Porto, Portugal: The Portuguese tradewinds were in full howl this morning over Matosinhos, Portugal, as Day 5 dawned on the 2017 49er/FX World Championships.
With the top 20 qualifiers advancing to the gold fleet semifinal round and the remainder battling for silver, only the teams who could keep their boats upright would avoid falling in the results.
Olympic silver medalists Jena Hansen and Katja Iversen (DEN) have never won a World title, but the only top women’s team to avoid a capsize today may be on the verge of their first.
The powerful Danish team achieved a middling first race today in 12-15 knots, but there was no looking back from that point on as they went on to a 1,2,1 in the final three races.
“Katja and I talked a lot about the techniques and maneuvers so we were always on the same page,” Hansen said. She added that they ‘fell down on our butts a few times in the middle of a gybe, but we were always able to save it.”
Hansen and Iversen were still in the boat park hours after racing ended. We’re making some new trapezes to make sure they last for tomorrow,” Hansen explained to a reporter.
“Confidence in our gear is one of the most important things to have in this breeze.” When asked what message she wanted to send to her fans, Hansen pulled no punches. “Tomorrow you’ll see more kicking butt, we’ll be fully switched on as we are every day out there.”
Hansen/Iversen may sit on a significant 5-point lead today, but if not for a single capsize from each of the three teams just behind, they might still be in fourth place.
The most heartbreaking swim came surprisingly in the slightly lighter air of race 2, when the British Sailing Team’s Charlotte Dobson and Saskia Tidey – who’d sailed a perfect race to that point with a huge lead – flipped just meters from the finish.
“We had an awkward angle for that final gybe right on top of the gate mark, and with the skewed waves it was a tough maneuver and we didn’t get it done,” said Dobson.
Dobson/Tidey would currently lead the Championship had they sailed that final 20 meters without a hitch, but Tidey says it’s all part of sailing.
“That’s the game of sailing, isn’t it, and we’ve got another day to go out and give it our all,” she said. “You have those moments and you just have to put them out of your mind and reset, and just go out and give it everything you’ve got again.”
Tidey and Dobson did just that: Their 3,4,4 results in the other races have them sitting in fourth place , and while it’s an uphill battle to get to the top of the leaderboard, Tidey says there is no quit in them. “We’re gonna go out there and send it around the course as the strongest team on the course, and give it socks!” Tidey said cryptically.
Olympic gold and silver medalists Grael/Kunze and Maloney/Meech each capsized once in the final, ultra-windy race, finishing seconds from each other in 10th and 11th position. They sit in the silver and bronze positions going into the final day of action.

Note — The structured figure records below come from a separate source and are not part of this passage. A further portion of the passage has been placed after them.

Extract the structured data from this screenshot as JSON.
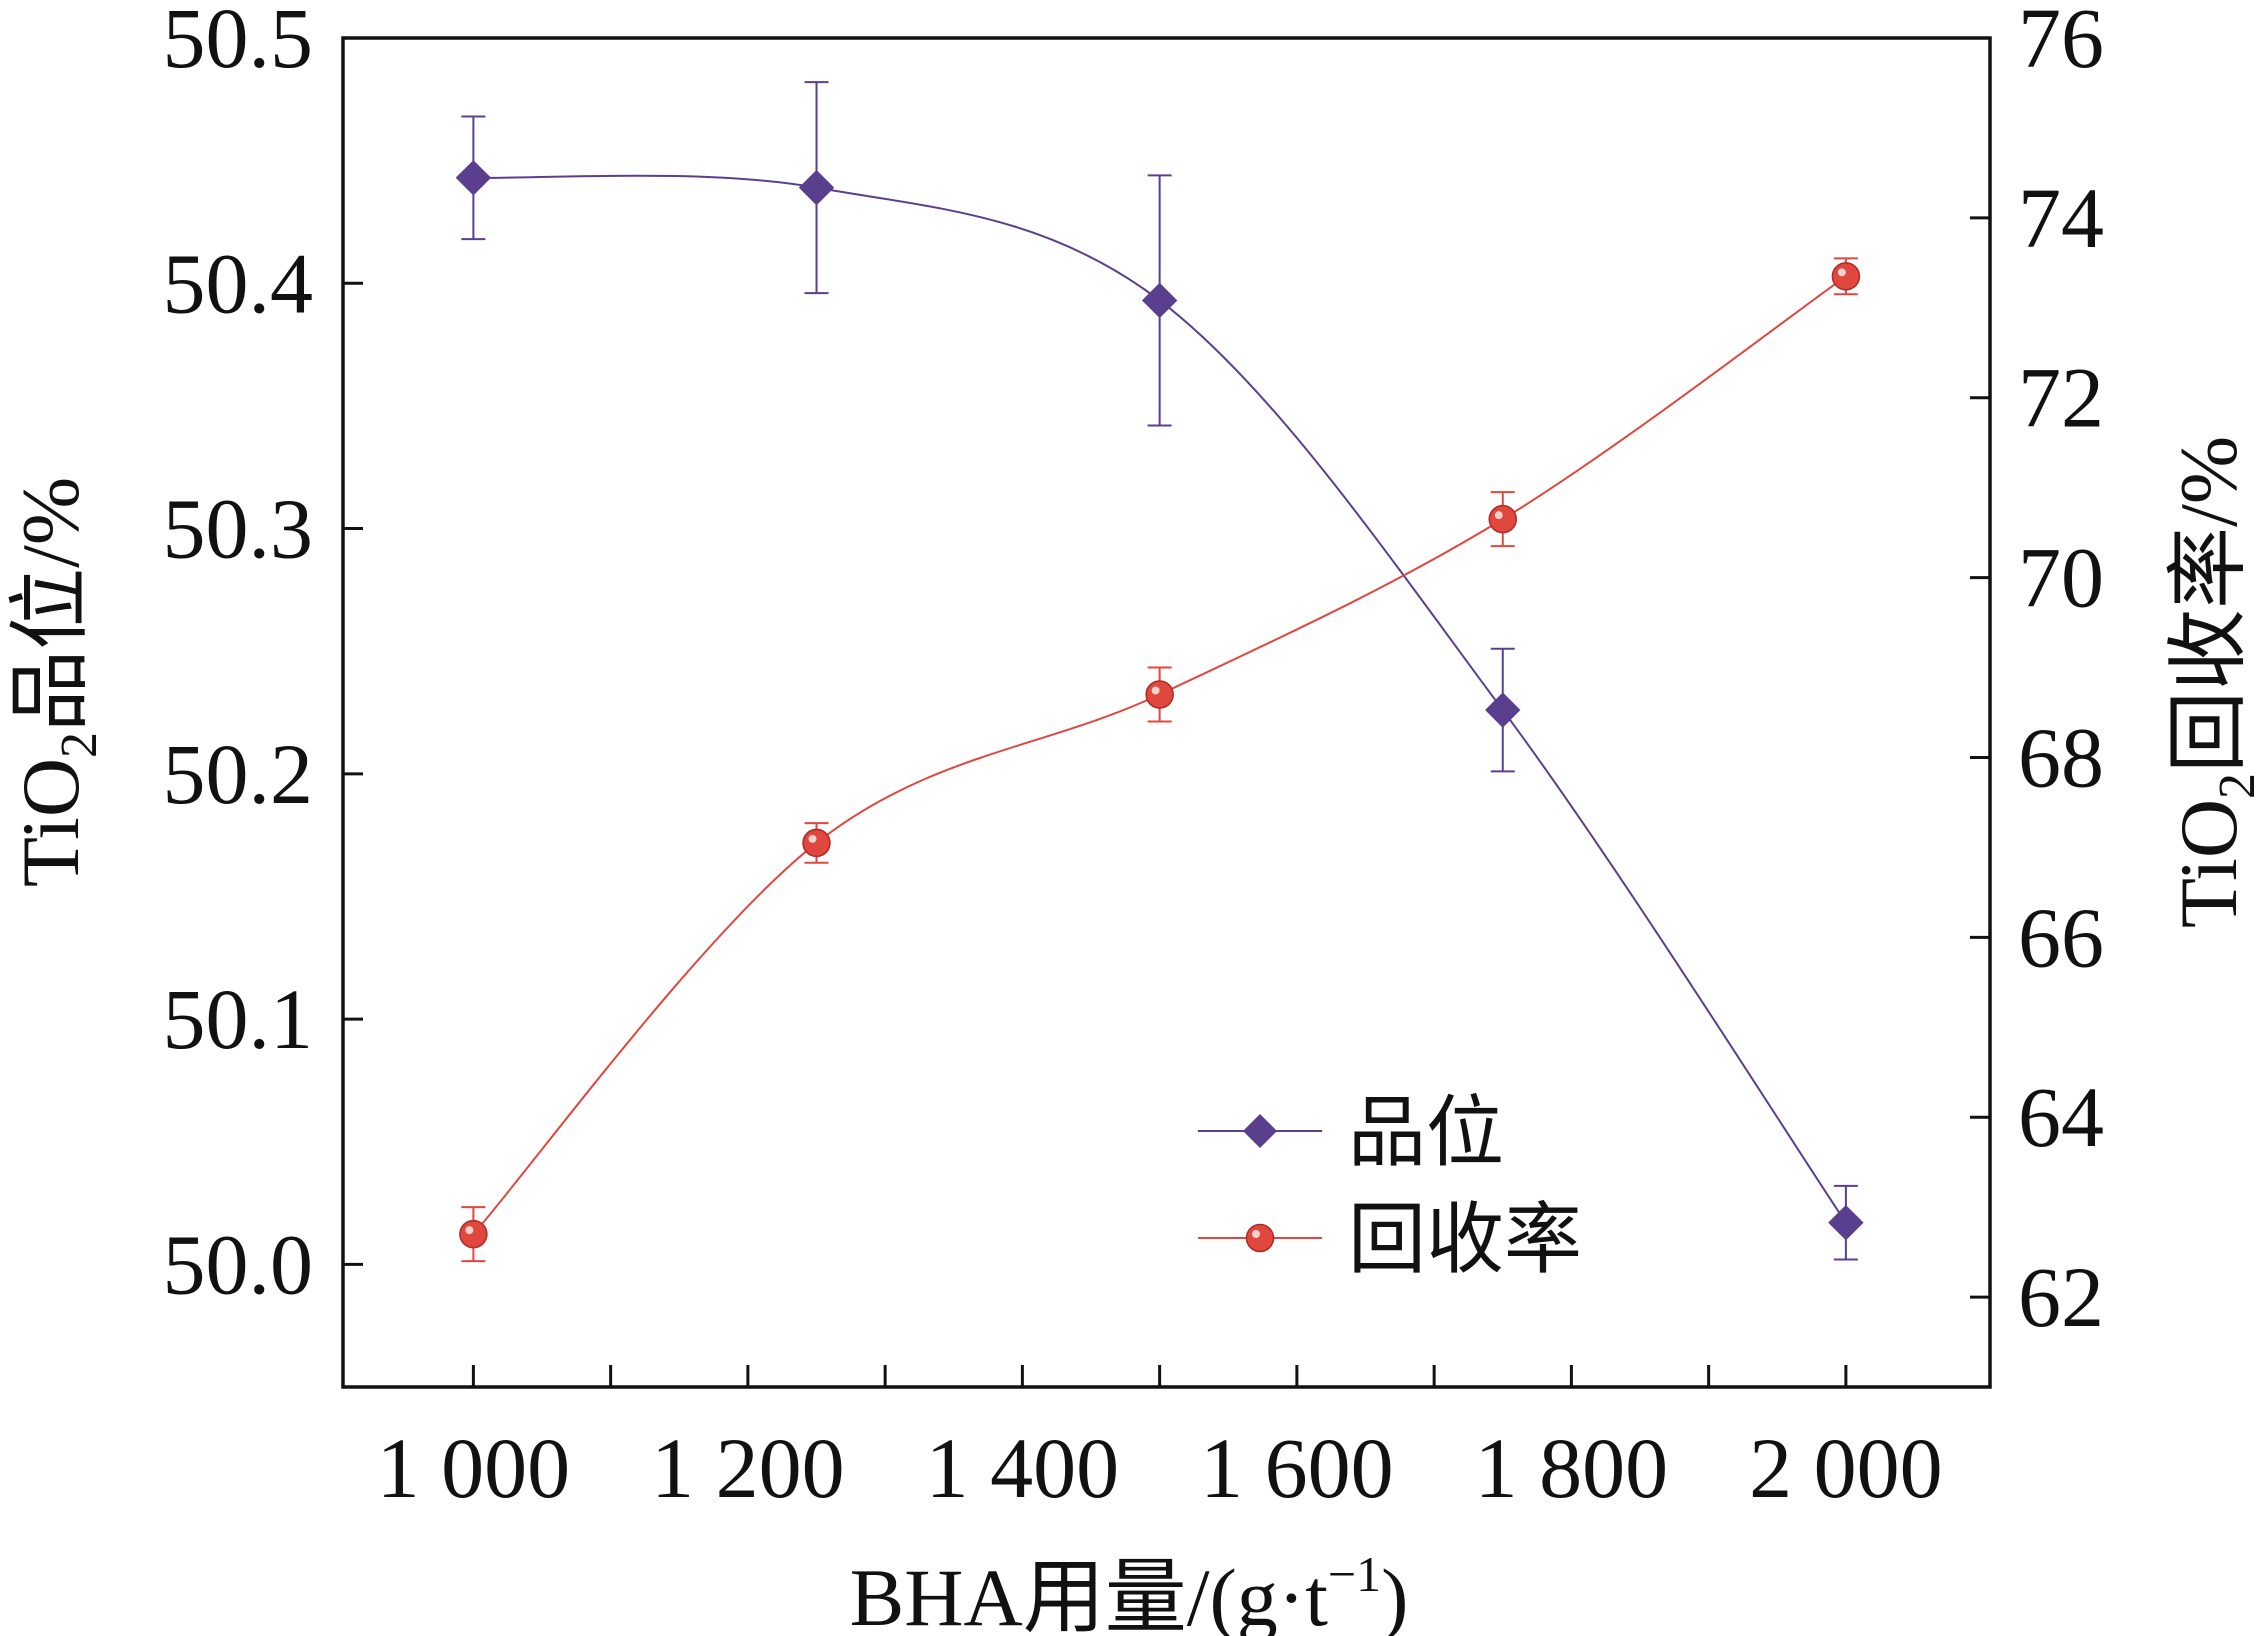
{
  "chart_data": {
    "type": "line",
    "xlabel": "BHA用量/(g·t",
    "xlabel_sup": "−1",
    "xlabel_close": ")",
    "ylabel_left": {
      "pre": "TiO",
      "sub": "2",
      "post": "品位/%"
    },
    "ylabel_right": {
      "pre": "TiO",
      "sub": "2",
      "post": "回收率/%"
    },
    "x_ticks": [
      1000,
      1200,
      1400,
      1600,
      1800,
      2000
    ],
    "x_tick_labels": [
      "1 000",
      "1 200",
      "1 400",
      "1 600",
      "1 800",
      "2 000"
    ],
    "x_minor_ticks": [
      1100,
      1300,
      1500,
      1700,
      1900
    ],
    "xlim": [
      905,
      2105
    ],
    "y_left_ticks": [
      50.0,
      50.1,
      50.2,
      50.3,
      50.4,
      50.5
    ],
    "y_left_tick_labels": [
      "50.0",
      "50.1",
      "50.2",
      "50.3",
      "50.4",
      "50.5"
    ],
    "y_left_lim": [
      49.95,
      50.5
    ],
    "y_right_ticks": [
      62,
      64,
      66,
      68,
      70,
      72,
      74,
      76
    ],
    "y_right_tick_labels": [
      "62",
      "64",
      "66",
      "68",
      "70",
      "72",
      "74",
      "76"
    ],
    "y_right_lim": [
      61.0,
      76.0
    ],
    "x": [
      1000,
      1250,
      1500,
      1750,
      2000
    ],
    "series": [
      {
        "name": "品位",
        "axis": "left",
        "color": "#5b3f8f",
        "marker": "diamond",
        "values": [
          50.443,
          50.439,
          50.393,
          50.226,
          50.017
        ],
        "errors": [
          0.025,
          0.043,
          0.051,
          0.025,
          0.015
        ]
      },
      {
        "name": "回收率",
        "axis": "right",
        "color": "#e0473f",
        "marker": "circle",
        "values": [
          62.7,
          67.05,
          68.7,
          70.65,
          73.35
        ],
        "errors": [
          0.3,
          0.22,
          0.3,
          0.3,
          0.2
        ]
      }
    ],
    "legend_position": "lower-right"
  }
}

As the FX fleets finished racing for the day, PRO David “CJ” Campbell-James abandoned all racing for the day. “31 knots on the course, massive seas, and no real prospect of any relief until sundown…it’s frustrating, but going out there now would be unsafe so we’ll resume in the morning,” said CJ.
Surprisingly for a team with a solid lead for what would be their first-ever World Title, 2017 European Champions Dylan Fletcher and Stuart Bithell were disappointed to have missed more sailing.

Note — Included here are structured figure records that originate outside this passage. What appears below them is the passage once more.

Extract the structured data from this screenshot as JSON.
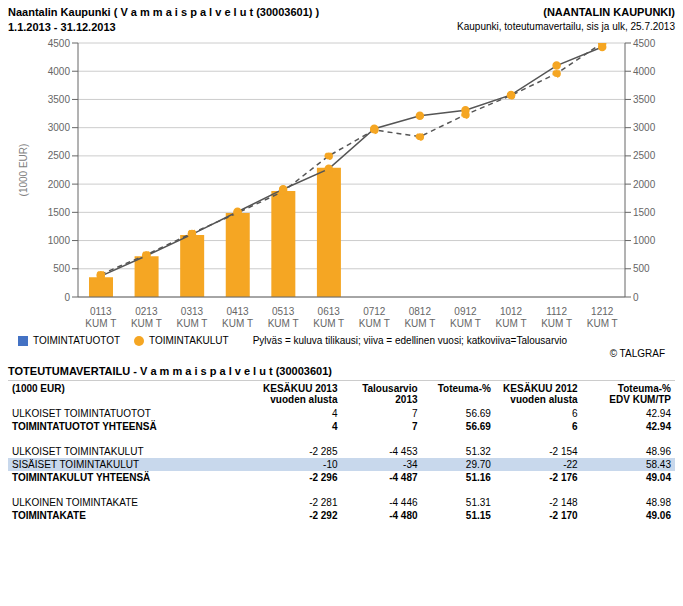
{
  "chart_data": {
    "type": "bar",
    "title": "Naantalin Kaupunki ( V a m m a i s p a l v e l u t (30003601) )",
    "subtitle": "1.1.2013 - 31.12.2013",
    "annotations": [
      "(NAANTALIN KAUPUNKI)",
      "Kaupunki, toteutumavertailu, sis ja ulk, 25.7.2013",
      "Pylväs = kuluva tilikausi; viiva = edellinen vuosi; katkoviiva=Talousarvio",
      "© TALGRAF"
    ],
    "ylabel": "(1000 EUR)",
    "categories": [
      "0113\nKUM T",
      "0213\nKUM T",
      "0313\nKUM T",
      "0413\nKUM T",
      "0513\nKUM T",
      "0613\nKUM T",
      "0712\nKUM T",
      "0812\nKUM T",
      "0912\nKUM T",
      "1012\nKUM T",
      "1112\nKUM T",
      "1212\nKUM T"
    ],
    "series": [
      {
        "name": "TOIMINTATUOTOT",
        "type": "bar",
        "color": "#4472C4",
        "values": [
          4,
          4,
          4,
          4,
          4,
          4,
          0,
          0,
          0,
          0,
          0,
          0
        ]
      },
      {
        "name": "TOIMINTAKULUT",
        "type": "bar",
        "color": "#F5A623",
        "marker": "circle",
        "values": [
          350,
          720,
          1100,
          1490,
          1880,
          2290,
          0,
          0,
          0,
          0,
          0,
          0
        ]
      },
      {
        "type": "line",
        "color": "#555555",
        "line_style": "solid",
        "marker": "circle",
        "values": [
          370,
          730,
          1110,
          1510,
          1910,
          2270,
          2980,
          3210,
          3310,
          3580,
          4100,
          4430
        ]
      },
      {
        "type": "line",
        "color": "#555555",
        "line_style": "dashed",
        "marker": "circle",
        "values": [
          400,
          750,
          1130,
          1490,
          1870,
          2500,
          2960,
          2840,
          3230,
          3570,
          3960,
          4500
        ]
      }
    ],
    "ylim": [
      0,
      4500
    ],
    "yticks": [
      0,
      500,
      1000,
      1500,
      2000,
      2500,
      3000,
      3500,
      4000,
      4500
    ],
    "y2lim": [
      0,
      4500
    ],
    "y2ticks": [
      0,
      500,
      1000,
      1500,
      2000,
      2500,
      3000,
      3500,
      4000,
      4500
    ],
    "grid": true,
    "legend": "bottom",
    "table": {
      "title": "TOTEUTUMAVERTAILU - V a m m a i s p a l v e l u t (30003601)",
      "headers": [
        [
          "(1000 EUR)",
          null
        ],
        [
          "KESÄKUU 2013",
          "vuoden alusta"
        ],
        [
          "Talousarvio 2013",
          null
        ],
        [
          "Toteuma-%",
          null
        ],
        [
          "KESÄKUU 2012",
          "vuoden alusta"
        ],
        [
          "Toteuma-%",
          "EDV KUM/TP"
        ]
      ],
      "rows": [
        {
          "label": "ULKOISET TOIMINTATUOTOT",
          "bold": false,
          "vals": [
            "4",
            "7",
            "56.69",
            "6",
            "42.94"
          ]
        },
        {
          "label": "TOIMINTATUOTOT YHTEENSÄ",
          "bold": true,
          "vals": [
            "4",
            "7",
            "56.69",
            "6",
            "42.94"
          ]
        },
        null,
        {
          "label": "ULKOISET TOIMINTAKULUT",
          "bold": false,
          "vals": [
            "-2 285",
            "-4 453",
            "51.32",
            "-2 154",
            "48.96"
          ]
        },
        {
          "label": "SISÄISET TOIMINTAKULUT",
          "bold": false,
          "color": "#C8D8EC",
          "vals": [
            "-10",
            "-34",
            "29.70",
            "-22",
            "58.43"
          ]
        },
        {
          "label": "TOIMINTAKULUT YHTEENSÄ",
          "bold": true,
          "vals": [
            "-2 296",
            "-4 487",
            "51.16",
            "-2 176",
            "49.04"
          ]
        },
        null,
        {
          "label": "ULKOINEN TOIMINTAKATE",
          "bold": false,
          "vals": [
            "-2 281",
            "-4 446",
            "51.31",
            "-2 148",
            "48.98"
          ]
        },
        {
          "label": "TOIMINTAKATE",
          "bold": true,
          "vals": [
            "-2 292",
            "-4 480",
            "51.15",
            "-2 170",
            "49.06"
          ]
        }
      ]
    }
  }
}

“With the way we’ve been sailing in this breeze, we were looking forward to the opportunity to put more good finishes on the board and go have some fun,” said Fletcher as he inspected every inch of their boat.

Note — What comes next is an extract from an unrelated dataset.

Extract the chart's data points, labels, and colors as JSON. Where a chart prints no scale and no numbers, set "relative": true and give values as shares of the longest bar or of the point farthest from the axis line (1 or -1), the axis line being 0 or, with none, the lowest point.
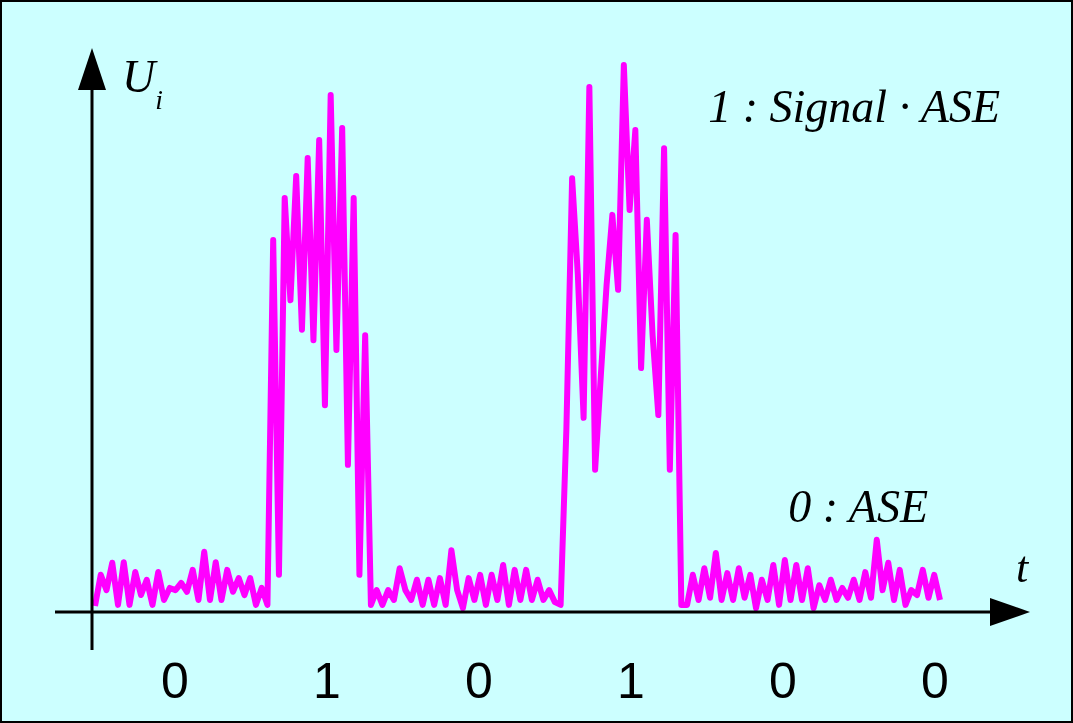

The team scored three straight bullets to take the lead on Thursday, and with their boat in perfect preparation, they’re feeling good about their chances.
“Yesterday was awesome fun – it’s exactly why we sail the 49er, and a big confidence builder with the upwind and downwind pace we had,” said Fletcher. “We hope the breeze plays ball and we can put on a bit of a show for everybody.”